Counterargument: From the 1980s onwards, we have witnessed a sharp rise in all kinds of corporate misconduct due to the lack of effective government regulation. According to Mill’s harm principle, governments should regulate, prohibit or punish any activities that harm others.

From society’s point of view, there is no reason to allow a corporation to do business if the corporation’s business activities and practices are likely to do more harm than good to other members of society.

To conclude, ideas have consequences, and bad ideas have bad consequences. Unfortunately, Friedman’s ideas have now become so influential that hardly a day goes by without hearing news of corporate misconduct or about irresponsible corporate executives who put profit before ethics or the common good.

Friedman’s ideas have been popularized by the mainstream media and are now accepted as undisputed truths by most people of the business world.

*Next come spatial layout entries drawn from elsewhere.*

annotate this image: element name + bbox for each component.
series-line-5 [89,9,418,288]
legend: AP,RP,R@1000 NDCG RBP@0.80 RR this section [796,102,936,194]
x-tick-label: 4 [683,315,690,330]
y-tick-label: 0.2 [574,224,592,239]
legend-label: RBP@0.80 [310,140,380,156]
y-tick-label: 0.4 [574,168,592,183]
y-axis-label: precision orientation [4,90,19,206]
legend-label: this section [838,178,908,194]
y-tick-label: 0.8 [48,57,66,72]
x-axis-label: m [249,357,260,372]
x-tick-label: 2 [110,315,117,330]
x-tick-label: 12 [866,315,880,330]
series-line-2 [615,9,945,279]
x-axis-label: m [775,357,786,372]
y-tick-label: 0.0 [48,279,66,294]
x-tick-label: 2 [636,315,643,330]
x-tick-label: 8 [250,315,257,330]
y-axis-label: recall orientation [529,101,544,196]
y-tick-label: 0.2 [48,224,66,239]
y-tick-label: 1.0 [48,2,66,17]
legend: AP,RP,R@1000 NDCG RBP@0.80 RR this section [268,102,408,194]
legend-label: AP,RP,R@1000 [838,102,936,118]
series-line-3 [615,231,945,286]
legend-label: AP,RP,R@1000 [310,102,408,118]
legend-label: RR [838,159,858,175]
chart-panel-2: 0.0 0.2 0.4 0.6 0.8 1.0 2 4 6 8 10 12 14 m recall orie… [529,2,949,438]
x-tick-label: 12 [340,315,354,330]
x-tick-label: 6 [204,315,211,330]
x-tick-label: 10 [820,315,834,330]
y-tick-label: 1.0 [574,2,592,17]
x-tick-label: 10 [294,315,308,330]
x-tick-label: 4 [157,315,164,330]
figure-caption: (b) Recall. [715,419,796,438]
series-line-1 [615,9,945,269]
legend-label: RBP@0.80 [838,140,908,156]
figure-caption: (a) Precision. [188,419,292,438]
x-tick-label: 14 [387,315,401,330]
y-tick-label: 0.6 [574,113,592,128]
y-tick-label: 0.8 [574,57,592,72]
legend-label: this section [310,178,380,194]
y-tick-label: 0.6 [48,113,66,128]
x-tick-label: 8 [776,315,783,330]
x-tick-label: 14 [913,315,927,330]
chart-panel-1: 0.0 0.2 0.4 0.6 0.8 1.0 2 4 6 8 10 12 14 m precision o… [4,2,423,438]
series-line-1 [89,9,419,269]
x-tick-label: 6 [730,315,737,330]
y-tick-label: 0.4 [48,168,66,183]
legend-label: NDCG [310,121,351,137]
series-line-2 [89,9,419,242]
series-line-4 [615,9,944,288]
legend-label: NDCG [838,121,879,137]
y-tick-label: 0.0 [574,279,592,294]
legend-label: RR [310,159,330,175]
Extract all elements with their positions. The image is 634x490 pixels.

Although many of his ideas are mistaken and harmful, they have been viewed as the cornerstone of modern economics and management studies.

As a result, few people these days care about ethics or the common good as long as the stock market goes up. Most people turn a blind eye to corporate misconduct as if they only care about share prices without paying any attention at all to what corporations actually do.

Tobacco companies and manufacturers of cluster bombs, for example, make huge profits. Undoubtedly, however, what these corporations do is harmful to others. Is it immoral to own shares of these corporations? Do you think that the pursuit of profit is more important that being socially responsible and showing concern for others?